I believe it was a sometime in the summer of 2001, a few weeks after I moved into my first apartment, my phone rang. I answered it, and a guy says, “Hey Steve, it’s Tom.”
I didn’t know any
Toms, so I asked, “Who?”
He replied, “Tom,”
slightly angrily.
I took a moment
and thought. I had gone to school with a
Tom, but I hadn’t spoken to him in a decade or so, and there was no way he
could have gotten this number. “Who?”
“Karen’s brother,”
he almost shouted.
I almost shouted
back, “Who the fuck is Karen,” but I stopped myself and said I think he had the
wrong number. I think in the following
months there was a message or two on my machine for the other Steve, so apparently
our numbers were very close.
Anyway, a few
weeks ago I put up a post asking “What’s the weirdest conversation you’ve had?”
and I gave a condensed version of that story.
A few days after I did that, I came across an old blog post I had done that
resulted from that incident. Apparently,
I was trying to come up with a very short story, and I came up with an idea:
The story was set in one of those dystopian futures where people have numbers instead of names, for example, A517 or A to his friends. Well, A sits down to a “genuine, vat-grown steak” when his comm buzzes. He answers and someone goes, “Hey A, it’s T.” A doesn’t know any Ts, so T explains he works with R at the clone factory.

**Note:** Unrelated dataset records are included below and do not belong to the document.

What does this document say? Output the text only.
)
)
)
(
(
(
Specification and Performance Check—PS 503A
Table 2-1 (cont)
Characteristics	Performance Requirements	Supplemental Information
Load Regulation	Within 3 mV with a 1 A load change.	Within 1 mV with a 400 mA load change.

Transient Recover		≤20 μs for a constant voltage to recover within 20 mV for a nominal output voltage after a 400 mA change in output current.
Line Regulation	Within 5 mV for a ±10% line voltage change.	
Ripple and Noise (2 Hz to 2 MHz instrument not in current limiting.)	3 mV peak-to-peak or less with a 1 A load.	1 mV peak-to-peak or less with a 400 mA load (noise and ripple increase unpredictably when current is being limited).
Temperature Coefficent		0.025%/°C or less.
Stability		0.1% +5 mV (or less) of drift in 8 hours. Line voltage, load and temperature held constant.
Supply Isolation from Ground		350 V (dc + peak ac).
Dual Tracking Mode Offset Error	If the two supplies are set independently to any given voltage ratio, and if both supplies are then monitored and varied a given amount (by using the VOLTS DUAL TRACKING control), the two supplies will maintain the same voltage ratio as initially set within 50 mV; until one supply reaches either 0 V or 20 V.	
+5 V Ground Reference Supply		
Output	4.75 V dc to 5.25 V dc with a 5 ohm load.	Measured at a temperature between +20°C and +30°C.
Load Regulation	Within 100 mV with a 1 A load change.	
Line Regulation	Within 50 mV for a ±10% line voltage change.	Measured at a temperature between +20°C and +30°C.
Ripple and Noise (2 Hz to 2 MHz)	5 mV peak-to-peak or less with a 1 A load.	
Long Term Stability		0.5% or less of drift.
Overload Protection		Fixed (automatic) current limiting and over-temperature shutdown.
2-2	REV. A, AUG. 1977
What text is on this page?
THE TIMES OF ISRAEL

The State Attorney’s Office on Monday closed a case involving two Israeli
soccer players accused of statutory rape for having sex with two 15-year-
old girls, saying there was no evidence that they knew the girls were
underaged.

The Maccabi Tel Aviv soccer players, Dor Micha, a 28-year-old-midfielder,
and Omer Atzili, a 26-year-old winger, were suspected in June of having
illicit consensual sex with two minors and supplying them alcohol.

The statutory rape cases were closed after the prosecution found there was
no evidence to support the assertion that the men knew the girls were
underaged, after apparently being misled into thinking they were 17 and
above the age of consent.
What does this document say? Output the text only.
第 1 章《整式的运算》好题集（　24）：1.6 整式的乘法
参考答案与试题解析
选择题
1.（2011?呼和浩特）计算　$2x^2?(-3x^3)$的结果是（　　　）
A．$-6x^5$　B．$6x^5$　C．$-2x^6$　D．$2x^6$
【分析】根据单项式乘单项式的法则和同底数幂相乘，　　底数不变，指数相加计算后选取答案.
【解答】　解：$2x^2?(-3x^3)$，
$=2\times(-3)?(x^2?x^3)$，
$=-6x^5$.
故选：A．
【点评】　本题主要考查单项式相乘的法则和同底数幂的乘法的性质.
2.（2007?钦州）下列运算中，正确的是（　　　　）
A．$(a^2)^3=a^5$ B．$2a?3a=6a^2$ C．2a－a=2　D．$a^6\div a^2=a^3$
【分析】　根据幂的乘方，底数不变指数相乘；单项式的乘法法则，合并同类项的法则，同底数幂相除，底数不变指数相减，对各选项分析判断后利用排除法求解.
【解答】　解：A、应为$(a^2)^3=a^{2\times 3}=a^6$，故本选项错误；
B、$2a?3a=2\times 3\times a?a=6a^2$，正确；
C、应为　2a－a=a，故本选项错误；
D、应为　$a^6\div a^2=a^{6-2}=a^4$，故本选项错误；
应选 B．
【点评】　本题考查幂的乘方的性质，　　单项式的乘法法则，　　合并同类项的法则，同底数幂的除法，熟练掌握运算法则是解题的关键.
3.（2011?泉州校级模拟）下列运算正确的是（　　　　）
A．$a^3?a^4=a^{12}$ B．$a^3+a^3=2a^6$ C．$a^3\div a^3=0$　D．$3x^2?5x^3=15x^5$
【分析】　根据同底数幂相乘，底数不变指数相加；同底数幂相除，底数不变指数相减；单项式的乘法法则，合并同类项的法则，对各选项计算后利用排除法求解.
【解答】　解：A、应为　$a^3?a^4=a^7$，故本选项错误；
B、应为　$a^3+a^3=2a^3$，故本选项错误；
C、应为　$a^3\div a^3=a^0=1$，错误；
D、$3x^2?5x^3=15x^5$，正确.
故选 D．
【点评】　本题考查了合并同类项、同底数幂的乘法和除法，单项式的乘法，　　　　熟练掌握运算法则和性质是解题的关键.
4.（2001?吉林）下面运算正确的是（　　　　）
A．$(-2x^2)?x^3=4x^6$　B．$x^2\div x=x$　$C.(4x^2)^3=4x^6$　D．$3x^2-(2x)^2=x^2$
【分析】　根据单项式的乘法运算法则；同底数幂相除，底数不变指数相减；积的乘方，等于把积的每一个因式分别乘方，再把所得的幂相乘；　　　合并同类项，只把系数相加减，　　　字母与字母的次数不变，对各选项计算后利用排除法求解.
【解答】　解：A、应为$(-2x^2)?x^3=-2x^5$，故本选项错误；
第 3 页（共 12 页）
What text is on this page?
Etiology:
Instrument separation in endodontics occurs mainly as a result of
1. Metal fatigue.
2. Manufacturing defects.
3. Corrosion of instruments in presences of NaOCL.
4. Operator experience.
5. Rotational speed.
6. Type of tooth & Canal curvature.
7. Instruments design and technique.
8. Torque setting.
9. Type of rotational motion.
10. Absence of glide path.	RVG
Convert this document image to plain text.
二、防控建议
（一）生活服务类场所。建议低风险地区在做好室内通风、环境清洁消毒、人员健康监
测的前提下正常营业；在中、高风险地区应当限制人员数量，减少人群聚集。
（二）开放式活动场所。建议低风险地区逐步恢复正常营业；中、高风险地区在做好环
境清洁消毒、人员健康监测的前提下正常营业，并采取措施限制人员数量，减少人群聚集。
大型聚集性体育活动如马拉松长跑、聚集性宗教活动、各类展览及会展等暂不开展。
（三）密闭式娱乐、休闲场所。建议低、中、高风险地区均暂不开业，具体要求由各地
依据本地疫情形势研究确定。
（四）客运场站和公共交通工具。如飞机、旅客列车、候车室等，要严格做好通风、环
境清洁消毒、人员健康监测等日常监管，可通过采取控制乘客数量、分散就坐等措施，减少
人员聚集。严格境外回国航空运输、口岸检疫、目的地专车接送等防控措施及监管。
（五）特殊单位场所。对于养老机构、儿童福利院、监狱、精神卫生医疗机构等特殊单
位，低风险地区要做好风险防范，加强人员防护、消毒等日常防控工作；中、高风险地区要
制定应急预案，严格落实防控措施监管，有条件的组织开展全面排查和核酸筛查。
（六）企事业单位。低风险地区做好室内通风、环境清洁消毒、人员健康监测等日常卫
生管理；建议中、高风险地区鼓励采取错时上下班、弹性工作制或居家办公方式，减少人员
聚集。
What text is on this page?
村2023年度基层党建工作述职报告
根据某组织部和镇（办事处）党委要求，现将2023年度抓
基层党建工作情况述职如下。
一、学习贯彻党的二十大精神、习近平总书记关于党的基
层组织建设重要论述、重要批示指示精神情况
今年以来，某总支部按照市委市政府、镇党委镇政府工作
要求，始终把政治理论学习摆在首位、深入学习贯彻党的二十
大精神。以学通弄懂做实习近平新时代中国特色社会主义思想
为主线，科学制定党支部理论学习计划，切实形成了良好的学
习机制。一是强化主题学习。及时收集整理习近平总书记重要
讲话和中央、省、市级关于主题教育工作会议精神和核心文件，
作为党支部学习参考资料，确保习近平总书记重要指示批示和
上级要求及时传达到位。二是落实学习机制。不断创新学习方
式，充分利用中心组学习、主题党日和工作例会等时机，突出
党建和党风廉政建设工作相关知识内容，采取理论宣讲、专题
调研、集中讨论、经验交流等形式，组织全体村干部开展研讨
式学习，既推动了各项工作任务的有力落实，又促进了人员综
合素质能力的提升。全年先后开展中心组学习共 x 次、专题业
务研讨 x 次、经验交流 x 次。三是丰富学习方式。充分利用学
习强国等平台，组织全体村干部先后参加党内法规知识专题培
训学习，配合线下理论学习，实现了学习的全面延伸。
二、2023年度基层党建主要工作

A still doesn’t know who T is, so T in frustration asks, “This is A571, right?”
“No, I’m A517.”
“Oh. I’m sorry. I guess I have the wrong number.”
Now, I know the
first draft – let alone the rough outline – of everything sucks, but I highly
doubt any amount of editing could turn that into something … halfway good.
I wrote that in my
notebook, and then forgot about it. Some
years later, I was flipping through my notebook and saw it, and wrote up the
blog where I was thinking about an author putting out a collection of their
terrible stories, and what would be a good title for it. And I wondered if how we react to our bad
stories could be some sort of personality test for writers.